Tale facoltà viene riconosciuta ai segnalanti in considerazione della scala di valori che il legislatore intende tutelare, tenendo conto del danno che si produrrebbe nei confronti degli enti laddove una notizia relativa ad una cattiva condotta (ad esempio legata a comportamenti tenuti dal datore di lavoro) venisse divulgata pubblicamente.
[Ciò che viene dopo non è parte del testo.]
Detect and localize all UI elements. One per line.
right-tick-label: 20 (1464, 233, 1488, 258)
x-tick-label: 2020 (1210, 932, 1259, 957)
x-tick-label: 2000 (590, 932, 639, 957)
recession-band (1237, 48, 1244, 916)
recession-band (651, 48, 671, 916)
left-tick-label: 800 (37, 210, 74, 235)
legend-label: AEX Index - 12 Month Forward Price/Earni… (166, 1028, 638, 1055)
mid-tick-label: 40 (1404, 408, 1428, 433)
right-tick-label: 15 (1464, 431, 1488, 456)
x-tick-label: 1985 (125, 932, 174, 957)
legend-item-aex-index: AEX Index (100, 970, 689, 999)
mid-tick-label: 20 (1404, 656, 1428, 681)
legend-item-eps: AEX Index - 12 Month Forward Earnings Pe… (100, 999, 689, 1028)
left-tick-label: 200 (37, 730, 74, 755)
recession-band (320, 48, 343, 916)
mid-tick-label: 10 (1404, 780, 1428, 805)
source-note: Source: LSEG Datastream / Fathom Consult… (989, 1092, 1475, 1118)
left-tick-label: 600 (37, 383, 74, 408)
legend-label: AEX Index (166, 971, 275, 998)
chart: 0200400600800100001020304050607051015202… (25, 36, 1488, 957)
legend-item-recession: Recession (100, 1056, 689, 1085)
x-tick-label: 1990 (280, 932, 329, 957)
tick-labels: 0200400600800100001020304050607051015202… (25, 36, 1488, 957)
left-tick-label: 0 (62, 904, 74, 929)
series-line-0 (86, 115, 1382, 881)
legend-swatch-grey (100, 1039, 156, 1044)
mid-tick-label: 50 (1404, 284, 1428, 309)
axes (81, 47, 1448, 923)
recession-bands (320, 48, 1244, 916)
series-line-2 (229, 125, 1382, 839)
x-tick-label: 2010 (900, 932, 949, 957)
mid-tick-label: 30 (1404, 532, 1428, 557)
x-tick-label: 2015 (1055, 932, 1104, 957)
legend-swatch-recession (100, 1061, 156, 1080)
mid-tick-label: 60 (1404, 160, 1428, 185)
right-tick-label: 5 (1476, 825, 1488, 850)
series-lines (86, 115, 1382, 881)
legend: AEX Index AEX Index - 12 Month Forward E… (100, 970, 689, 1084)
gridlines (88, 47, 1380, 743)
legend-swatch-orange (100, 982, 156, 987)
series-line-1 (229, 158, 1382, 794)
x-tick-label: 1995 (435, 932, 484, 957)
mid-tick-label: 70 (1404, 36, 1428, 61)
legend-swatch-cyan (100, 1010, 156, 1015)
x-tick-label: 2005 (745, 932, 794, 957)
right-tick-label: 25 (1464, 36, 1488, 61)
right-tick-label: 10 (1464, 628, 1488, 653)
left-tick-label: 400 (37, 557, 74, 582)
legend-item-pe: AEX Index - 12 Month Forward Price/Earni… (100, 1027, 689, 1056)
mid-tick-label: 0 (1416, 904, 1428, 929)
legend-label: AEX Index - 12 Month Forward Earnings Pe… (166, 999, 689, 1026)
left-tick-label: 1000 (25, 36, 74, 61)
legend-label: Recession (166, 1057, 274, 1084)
Di fondamentale importanza, rispetto all’adozione dei canali di segnalazione è altresì il ruolo che il legislatore assegna all’ANAC la quale dovrà vigilare sulla corretta gestione del processo di segnalazione da parte dell’impresa e analizzare le segnalazioni eventualmente pervenute nel caso di non conformità dei canali di segnalazione adottati dall’impresa alla normativa di riferimento.

 

Tutela contro atti ritorsivi estesa anche ai c.d. soggetti facilitatori

Il nuovo decreto-legislativo oltre a tutelare la riservatezza di colui che segnala, purché non sia anonimo, garantisce ulteriori tutele ai soggetti c.d. facilitatori, ovvero alle persone che hanno preso parte al processo decisionale del soggetto che ha agito facendo “una soffiata”. In altri termini, tutti i soggetti che hanno supportato il whistle-blower nella sua decisione ultima di segnalare la condotta rilevante, incentivandolo o rassicurandolo, nonché ai familiari e affini del segnalante che operano nel medesimo contesto lavorativo.

Dall’estensione delle tutele ai soggetti sopramenzionati, si deduce che il legislatore al fine di combattere atteggiamenti omertosi nel contesto aziendale tenta con il nuovo testo di legge, di incentivare il più possibile la segnalazione attraverso l’utilizzo di canali interni.